Jamie had a severe trauma, came into therapy where she could freely express her anger, and got well (went back to her normal developmental process). She was never anxious, depressed, worried, or any of the myriad of other pseudo-emotions that adults experience. (By pseudo, I mean emotions that we often layer on top to suppress either sadness or anger.) She was simply angry.
Another observation I have made while working with hundreds of children, some of them for years, is that They need to express their anger at inanimate objects, and not at their peers or their family. The more they follow this guideline the more emotionally healthy they become. If they direct their anger inappropriately by becoming abusive to others, the expression of anger does not have the same healing effect for them.

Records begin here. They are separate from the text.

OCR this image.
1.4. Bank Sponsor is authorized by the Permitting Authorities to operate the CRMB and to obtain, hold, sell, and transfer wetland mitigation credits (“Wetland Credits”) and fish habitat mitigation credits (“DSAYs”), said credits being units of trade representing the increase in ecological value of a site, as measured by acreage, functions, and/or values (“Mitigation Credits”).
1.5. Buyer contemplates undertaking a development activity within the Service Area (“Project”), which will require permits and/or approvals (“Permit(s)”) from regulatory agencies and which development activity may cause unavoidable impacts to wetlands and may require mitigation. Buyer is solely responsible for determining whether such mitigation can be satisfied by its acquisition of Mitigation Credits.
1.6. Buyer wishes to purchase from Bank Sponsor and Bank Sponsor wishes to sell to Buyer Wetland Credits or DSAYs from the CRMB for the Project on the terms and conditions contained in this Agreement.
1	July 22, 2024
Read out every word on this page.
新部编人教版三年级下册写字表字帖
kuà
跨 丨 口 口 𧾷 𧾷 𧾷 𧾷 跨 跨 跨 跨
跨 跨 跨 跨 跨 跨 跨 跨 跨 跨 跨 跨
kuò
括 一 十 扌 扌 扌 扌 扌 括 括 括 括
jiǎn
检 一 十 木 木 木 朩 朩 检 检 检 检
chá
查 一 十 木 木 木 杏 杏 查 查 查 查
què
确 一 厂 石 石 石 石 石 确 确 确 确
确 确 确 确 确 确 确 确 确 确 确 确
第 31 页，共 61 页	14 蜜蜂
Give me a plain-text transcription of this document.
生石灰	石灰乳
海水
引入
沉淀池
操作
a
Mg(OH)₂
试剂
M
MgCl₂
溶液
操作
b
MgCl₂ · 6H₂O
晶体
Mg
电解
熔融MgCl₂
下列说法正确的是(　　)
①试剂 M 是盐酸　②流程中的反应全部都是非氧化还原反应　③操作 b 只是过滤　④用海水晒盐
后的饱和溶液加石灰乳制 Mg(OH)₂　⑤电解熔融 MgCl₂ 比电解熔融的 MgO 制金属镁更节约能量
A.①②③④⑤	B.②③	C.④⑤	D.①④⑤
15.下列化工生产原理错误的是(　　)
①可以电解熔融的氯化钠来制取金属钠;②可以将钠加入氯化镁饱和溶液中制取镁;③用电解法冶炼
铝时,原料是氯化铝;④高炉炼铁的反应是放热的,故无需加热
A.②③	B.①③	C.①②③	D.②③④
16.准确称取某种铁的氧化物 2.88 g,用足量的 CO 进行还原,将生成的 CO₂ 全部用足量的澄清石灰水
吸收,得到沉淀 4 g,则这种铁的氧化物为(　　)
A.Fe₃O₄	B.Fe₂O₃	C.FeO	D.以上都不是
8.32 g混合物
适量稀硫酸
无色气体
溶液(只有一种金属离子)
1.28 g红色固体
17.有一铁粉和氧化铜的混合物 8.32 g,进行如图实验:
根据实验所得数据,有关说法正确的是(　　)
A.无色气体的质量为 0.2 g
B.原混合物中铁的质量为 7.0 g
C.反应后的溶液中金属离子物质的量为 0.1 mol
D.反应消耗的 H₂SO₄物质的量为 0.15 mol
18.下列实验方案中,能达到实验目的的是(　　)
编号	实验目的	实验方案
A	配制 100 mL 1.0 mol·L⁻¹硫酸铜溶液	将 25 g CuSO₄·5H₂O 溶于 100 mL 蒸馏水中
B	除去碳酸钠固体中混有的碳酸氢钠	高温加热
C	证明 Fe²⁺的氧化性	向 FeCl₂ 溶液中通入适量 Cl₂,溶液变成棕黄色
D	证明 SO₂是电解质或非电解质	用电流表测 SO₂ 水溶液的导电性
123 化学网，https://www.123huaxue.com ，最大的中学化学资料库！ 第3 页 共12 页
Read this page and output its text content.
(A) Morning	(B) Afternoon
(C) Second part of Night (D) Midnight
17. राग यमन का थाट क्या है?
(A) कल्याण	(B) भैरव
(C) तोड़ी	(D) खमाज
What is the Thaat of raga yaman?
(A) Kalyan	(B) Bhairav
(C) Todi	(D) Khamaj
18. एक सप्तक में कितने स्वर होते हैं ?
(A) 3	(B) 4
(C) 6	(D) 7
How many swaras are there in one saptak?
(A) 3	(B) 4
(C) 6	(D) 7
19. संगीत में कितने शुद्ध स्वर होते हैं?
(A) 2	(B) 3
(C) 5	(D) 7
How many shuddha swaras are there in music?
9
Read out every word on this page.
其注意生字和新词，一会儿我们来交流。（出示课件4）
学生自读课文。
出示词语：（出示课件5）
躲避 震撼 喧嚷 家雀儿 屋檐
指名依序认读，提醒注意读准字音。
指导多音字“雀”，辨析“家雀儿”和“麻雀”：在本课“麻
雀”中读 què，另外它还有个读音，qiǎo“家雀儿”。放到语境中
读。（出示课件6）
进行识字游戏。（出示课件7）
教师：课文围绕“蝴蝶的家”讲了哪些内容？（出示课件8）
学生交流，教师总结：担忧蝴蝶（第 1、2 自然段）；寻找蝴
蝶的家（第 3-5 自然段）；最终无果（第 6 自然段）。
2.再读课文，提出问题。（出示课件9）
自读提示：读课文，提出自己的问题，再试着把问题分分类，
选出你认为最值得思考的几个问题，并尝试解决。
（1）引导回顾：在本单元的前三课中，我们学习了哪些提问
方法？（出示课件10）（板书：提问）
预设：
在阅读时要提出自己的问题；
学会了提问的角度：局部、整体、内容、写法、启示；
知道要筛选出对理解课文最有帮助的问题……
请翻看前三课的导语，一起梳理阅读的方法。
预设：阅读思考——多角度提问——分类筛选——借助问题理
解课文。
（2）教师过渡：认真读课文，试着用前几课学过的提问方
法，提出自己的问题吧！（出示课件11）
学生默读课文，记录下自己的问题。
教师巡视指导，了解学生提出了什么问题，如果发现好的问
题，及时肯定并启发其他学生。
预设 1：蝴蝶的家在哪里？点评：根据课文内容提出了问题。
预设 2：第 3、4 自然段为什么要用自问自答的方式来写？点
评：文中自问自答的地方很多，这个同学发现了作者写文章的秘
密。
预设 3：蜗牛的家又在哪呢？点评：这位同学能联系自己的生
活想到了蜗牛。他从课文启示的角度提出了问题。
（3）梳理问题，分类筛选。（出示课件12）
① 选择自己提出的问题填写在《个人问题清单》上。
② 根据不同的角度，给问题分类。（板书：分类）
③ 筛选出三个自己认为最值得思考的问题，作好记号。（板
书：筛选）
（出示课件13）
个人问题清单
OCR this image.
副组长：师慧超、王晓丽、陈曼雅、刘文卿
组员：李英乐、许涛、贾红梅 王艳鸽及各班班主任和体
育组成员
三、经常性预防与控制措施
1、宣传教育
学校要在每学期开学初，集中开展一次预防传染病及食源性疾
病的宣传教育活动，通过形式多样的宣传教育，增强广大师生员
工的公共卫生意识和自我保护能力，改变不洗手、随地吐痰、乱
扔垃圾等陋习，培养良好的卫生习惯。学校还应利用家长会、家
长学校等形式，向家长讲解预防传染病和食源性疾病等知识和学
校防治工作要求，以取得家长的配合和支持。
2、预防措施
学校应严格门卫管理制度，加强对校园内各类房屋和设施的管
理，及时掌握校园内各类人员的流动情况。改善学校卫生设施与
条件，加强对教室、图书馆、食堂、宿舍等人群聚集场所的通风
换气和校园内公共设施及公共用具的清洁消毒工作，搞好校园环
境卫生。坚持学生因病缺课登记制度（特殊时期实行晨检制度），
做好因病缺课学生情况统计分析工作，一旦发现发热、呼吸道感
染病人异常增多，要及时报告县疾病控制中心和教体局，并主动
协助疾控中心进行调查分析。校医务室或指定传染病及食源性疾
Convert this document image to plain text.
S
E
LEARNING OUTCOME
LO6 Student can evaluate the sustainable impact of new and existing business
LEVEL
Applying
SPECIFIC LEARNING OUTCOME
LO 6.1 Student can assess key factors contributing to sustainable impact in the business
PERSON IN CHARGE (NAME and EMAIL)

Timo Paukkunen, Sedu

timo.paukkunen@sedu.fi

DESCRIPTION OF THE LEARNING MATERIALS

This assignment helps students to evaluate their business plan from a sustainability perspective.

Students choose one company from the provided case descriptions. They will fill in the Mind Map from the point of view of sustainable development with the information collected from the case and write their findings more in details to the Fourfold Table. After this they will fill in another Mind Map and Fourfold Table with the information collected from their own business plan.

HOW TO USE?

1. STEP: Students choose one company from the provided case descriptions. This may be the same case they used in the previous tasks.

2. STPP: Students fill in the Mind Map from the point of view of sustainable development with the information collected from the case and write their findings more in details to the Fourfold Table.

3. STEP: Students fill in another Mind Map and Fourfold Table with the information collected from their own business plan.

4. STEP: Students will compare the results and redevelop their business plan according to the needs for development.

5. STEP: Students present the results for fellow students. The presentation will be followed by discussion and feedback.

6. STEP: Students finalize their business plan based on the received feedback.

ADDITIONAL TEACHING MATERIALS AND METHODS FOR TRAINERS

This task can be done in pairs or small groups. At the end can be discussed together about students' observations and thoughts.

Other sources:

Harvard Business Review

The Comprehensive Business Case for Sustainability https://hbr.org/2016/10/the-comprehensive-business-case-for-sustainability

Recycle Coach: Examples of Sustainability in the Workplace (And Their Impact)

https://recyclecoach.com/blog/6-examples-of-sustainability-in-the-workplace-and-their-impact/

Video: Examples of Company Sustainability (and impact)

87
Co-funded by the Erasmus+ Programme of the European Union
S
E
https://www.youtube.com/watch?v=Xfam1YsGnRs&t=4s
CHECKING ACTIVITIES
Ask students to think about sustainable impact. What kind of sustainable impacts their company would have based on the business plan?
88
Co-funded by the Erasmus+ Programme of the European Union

Instead they simply create additional problems for themselves. If they consistently lash out at others in a school setting, they are called bullies. Bullies are not happy. Let me share another example which may help to illustrate this point.
Tony was an eight year old bully. He was always getting in trouble at school for teasing and tripping younger kids. At home he would go into his younger sister Kelsey’s room and take her Barbie doll and hide it in the back yard. Other times, he would take strings that had bells or forks attached to them and tie them to the cat’s tail in order to torment the poor old cat.
Once Sam, the family’s golden retriever who loved people food, had to be rushed to the animal emergency hospital because he had suddenly become deathly ill. After surgery, the veterinarian found a cactus spine in Sam’s stomach. Tony confessed that he had given the cactus spine to Sam covered in butter.
His parents were very concerned and did not know what to do. First I helped them to come up with rewards for when Tony was behaving appropriately, and use time out for when he was taking out his anger on others. Time out is a discipline technique in which the only punishment is lack of stimuli or boredom. This might mean standing or sitting in the corner for a period of five to twenty minutes without interacting with any person or object. Having his parents reinforce appropriate behavior at home, in addition to bringing him to therapy was very helpful.